Michigan Gov. Rick Snyder told reporters after touring the auto show Tuesday that the move is part of GM’s normal progress.
“What I would hope is, they’ve had great success in Lansing. Again, they have to make their own proprietary decisions, but I hope they see the great workforce that’s been successful for so many years,” Snyder said. “They’re showing a big commitment with the Camaro (built at the Lansing Grand River plant), so I still hope there’s a bright future in Lansing for General Motors.”
Last week, GM announced it will add a third shift in the second quarter at its Grand River Plant. The move may be in part to absorb some workers from the Lansing Delta Township plant.
The Acadia, which competes in a segment with a new Honda Pilot, Ford Explorer, Toyota Highlander and Jeep Grand Cherokee, starts at $31,900 for the 2016 model. No pricing has been announced for the 2017 model.

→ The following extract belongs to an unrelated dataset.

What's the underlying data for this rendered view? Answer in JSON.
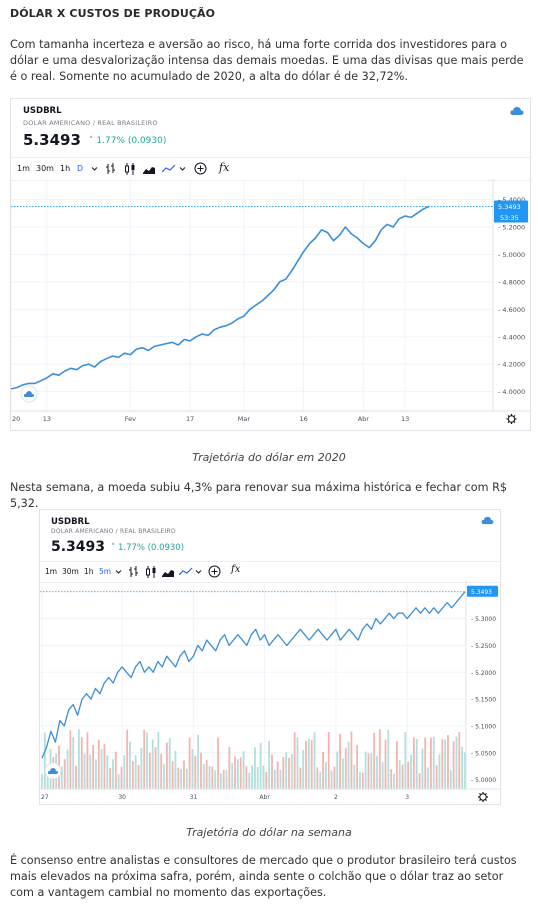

“The new Acadia takes advantage of modern engineering and the trend toward lighter weight combined with better fuel economy. These improvements will help it remain competitive in a crowded segment full loaded with excellent offerings,” said Karl Brauer, senior analyst for Kelley Blue Book, in a statement. “The GMC brand has already benefited from the market shift toward SUVs and trucks, making this the perfect time for a redesigned Acadia.”
LMC Automotive predicts the new Acadia could see sales increase by about 10 percent to about 110,000 this year or in 2017.
Staff Writer Melissa Nann Burke contributed.